Geschichte des Museumsgebäudes

Das Haus, in dem das Archäologie-Museum Greding untergebracht ist, gehört zu den größten am Gredinger Marktplatz. Das ehemalige Gasthaus mit Treppengiebel verfügt über einem Innenhof, einen Verbindungs­flügel an der Langgasse und ein ehemaliges Kühlhaus.

Das Gebäude stammt im Kern aus dem 17. Jh. Im Dreißigjährigen Krieg betrieb der Bierbrauer Michael Lang, Ratsherr und einer der reichsten Bürger Gredings, hier eine Gastwirtschaft. Gegen Mitte des 17. Jahrhunderts ging das Haus an die Familie Mayer über, die ebenfalls zur Oberschicht der Stadt gehörte. Anfang des 19. Jahrhunderts übernahm der Posthalter Jakob Zierer das damalige "Hirschwirtshaus". Der mit Abstand reichste Bürger Gredings saß zeitweise auch im bayerischen Landtag.
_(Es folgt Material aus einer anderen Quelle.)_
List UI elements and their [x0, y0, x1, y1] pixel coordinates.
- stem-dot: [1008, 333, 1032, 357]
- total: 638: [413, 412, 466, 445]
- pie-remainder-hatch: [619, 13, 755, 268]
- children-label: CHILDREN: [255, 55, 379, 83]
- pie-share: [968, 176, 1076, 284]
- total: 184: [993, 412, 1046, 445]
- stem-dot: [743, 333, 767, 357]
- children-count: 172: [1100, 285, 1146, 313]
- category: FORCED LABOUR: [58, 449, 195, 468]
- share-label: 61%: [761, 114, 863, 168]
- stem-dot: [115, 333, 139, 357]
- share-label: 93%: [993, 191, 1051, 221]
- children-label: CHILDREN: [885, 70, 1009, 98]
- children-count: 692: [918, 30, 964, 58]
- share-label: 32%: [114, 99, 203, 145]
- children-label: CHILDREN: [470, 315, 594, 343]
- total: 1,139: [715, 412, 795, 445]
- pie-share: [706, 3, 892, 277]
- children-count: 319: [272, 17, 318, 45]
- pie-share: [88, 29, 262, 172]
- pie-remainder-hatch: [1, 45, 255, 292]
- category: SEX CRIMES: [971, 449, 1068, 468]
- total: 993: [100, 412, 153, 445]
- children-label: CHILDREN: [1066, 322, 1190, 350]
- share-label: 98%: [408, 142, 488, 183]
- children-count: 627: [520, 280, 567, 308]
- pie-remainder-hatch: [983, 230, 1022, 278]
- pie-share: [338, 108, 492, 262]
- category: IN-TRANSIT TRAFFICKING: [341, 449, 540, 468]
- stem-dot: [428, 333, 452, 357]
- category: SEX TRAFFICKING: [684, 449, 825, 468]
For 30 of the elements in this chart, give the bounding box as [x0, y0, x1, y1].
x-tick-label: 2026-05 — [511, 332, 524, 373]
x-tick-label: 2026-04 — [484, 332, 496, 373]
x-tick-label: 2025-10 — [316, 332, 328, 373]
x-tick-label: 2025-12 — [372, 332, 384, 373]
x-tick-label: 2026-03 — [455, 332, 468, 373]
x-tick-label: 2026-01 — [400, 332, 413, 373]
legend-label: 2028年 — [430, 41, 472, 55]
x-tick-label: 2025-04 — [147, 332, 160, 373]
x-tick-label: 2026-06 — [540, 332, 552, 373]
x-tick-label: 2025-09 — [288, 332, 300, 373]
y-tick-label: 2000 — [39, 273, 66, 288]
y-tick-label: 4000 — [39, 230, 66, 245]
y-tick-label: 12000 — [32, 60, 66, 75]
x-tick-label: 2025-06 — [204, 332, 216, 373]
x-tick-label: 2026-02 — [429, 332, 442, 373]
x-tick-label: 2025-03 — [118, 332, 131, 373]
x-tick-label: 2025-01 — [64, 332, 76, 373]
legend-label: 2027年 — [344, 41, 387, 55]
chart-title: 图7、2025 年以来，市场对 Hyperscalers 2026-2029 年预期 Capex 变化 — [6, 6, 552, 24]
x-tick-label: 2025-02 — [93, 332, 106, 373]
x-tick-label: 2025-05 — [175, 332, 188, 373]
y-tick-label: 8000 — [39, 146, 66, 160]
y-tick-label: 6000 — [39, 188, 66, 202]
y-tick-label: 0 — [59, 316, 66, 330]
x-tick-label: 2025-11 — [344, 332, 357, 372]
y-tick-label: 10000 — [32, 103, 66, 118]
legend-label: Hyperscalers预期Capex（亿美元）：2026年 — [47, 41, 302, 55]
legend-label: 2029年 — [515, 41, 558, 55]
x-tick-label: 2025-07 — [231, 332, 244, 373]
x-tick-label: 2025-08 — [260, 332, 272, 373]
Unter seinem Sohn Albert erfolgte ein steiler wirtschaftlicher Abstieg. Nach dessen Tod 1913 wurde der überschuldete Besitz zerschlagen. Während des Zweiten Weltkrieges fanden evakuierte Nürnberger Bürger hier Zuflucht. 1962 verkaufte man den Gasthof an die Kreisverwaltung des damaligen Landkreises Hilpoltstein. Danach diente es als Altenheim, Hotel und Verwaltungsgebäude. In den 1990er Jahren wurde die ortsgeschichtliche Sammlung als "Museum Natur und Mensch" hier untergebracht.

Nach einer grundlegenden baulichen Sanierung eröffnet 2012 das "Archäologie-Museum Greding" mit spektakulären Funden von den Grabungen der ICE-Trasse und der Fernwasserleitung bei Großhöbing sowie dem Gredinger Industriegebiet seine Pforten.